I've written some experimental code to export page revisions and manifests from the XML dump (convert.py), along with a module (parser.py) that performs some simple parsing of page text given to it on standard input. The idea is to combine the manifests and give them to the package installer in order to import the Wiki content into Moin, but only after the actual page revisions have been parsed and converted to Moin syntax. -- PaulBoddie 2012-04-01 22:45:46
I forgot to include the xmlread module, but I'll upload that later today. -- PaulBoddie 2012-04-02 08:09:41
The missing module is now available here. You can just copy xmlread.py into the ConfluenceConverter distribution and it should work. -- PaulBoddie 2012-04-02 16:08:15
What confluence markup is being used?
Who is working on this:
So we know what work needs to be done, find out what subset of the confluence markup is being used in the mailman wiki.
Parse confluence markup into DOM/AST-structure
Who is working on this: AlekseyZapparov
NOTE: The DOM/AST structure will need to be agreed upon between this and the moinmoin output step
Given raw confluence markup (just the page content, extracted from the XML structure) parse the data and store in some sort of DOM/AST style form.

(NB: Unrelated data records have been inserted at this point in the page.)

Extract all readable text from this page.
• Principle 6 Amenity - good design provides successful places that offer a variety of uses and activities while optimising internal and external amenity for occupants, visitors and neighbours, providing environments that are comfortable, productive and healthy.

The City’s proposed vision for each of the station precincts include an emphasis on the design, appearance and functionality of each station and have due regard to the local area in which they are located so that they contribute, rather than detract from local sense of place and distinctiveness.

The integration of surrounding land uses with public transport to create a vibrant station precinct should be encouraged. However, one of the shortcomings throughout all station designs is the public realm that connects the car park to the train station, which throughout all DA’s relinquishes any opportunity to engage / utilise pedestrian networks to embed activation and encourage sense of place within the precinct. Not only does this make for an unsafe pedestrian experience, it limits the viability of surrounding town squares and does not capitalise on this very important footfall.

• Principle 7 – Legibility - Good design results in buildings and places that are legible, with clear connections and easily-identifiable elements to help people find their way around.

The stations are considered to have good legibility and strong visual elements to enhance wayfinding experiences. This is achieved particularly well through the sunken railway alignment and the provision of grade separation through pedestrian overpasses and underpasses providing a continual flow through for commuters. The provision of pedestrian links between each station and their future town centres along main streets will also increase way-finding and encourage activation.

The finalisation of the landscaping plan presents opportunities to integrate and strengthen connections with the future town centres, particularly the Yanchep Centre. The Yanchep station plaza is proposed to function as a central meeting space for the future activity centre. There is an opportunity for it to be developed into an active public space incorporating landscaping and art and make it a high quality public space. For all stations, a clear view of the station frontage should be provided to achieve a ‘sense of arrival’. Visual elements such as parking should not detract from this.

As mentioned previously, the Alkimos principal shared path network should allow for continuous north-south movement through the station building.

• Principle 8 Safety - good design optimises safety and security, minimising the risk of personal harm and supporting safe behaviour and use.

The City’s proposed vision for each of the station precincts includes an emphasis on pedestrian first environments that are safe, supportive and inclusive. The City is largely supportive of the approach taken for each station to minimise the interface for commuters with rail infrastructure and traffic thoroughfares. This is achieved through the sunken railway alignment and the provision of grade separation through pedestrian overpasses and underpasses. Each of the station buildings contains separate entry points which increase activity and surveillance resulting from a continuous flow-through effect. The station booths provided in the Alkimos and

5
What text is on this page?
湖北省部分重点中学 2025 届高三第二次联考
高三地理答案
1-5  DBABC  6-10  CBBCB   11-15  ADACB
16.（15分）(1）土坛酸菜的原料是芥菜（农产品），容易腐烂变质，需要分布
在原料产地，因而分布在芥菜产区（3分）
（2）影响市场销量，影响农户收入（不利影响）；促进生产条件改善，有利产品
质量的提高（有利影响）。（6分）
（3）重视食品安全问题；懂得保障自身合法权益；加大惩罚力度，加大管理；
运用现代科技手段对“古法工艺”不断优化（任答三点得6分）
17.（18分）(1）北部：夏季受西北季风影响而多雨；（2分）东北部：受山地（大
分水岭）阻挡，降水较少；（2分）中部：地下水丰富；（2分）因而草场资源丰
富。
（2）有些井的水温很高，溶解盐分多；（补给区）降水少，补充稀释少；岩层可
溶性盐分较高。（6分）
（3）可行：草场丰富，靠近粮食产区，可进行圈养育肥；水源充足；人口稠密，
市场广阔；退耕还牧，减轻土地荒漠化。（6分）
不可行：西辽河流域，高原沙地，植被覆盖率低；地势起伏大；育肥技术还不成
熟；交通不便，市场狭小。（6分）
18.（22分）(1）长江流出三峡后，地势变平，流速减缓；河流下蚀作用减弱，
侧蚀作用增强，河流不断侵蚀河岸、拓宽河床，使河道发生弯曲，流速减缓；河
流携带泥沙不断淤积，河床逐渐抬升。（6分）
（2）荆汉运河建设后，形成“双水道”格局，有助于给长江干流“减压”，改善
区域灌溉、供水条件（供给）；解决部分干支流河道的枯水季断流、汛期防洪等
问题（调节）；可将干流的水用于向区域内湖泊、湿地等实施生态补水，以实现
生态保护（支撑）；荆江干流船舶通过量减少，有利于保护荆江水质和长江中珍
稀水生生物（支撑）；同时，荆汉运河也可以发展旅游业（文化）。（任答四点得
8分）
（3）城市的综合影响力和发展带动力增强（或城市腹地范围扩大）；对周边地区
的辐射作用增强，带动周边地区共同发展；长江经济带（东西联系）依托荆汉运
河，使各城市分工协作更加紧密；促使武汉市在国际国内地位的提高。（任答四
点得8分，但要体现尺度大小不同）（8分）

MoinMoin output from parsed data
Who is working on this: AlekseyZapparov
NOTE: The DOM/AST structure will need to be agreed upon between this and the parsing step
Given the parsed content, generate raw MoinMoin markup
Notes from MoinMoin devs
If you are going the DOM way (parsing stuff into a DOM tree, generating moin markup from that DOM tree), you should use the same DOM tree as moin2 does. There's a moinwiki_out converter already for that DOM tree, so you save half of the work.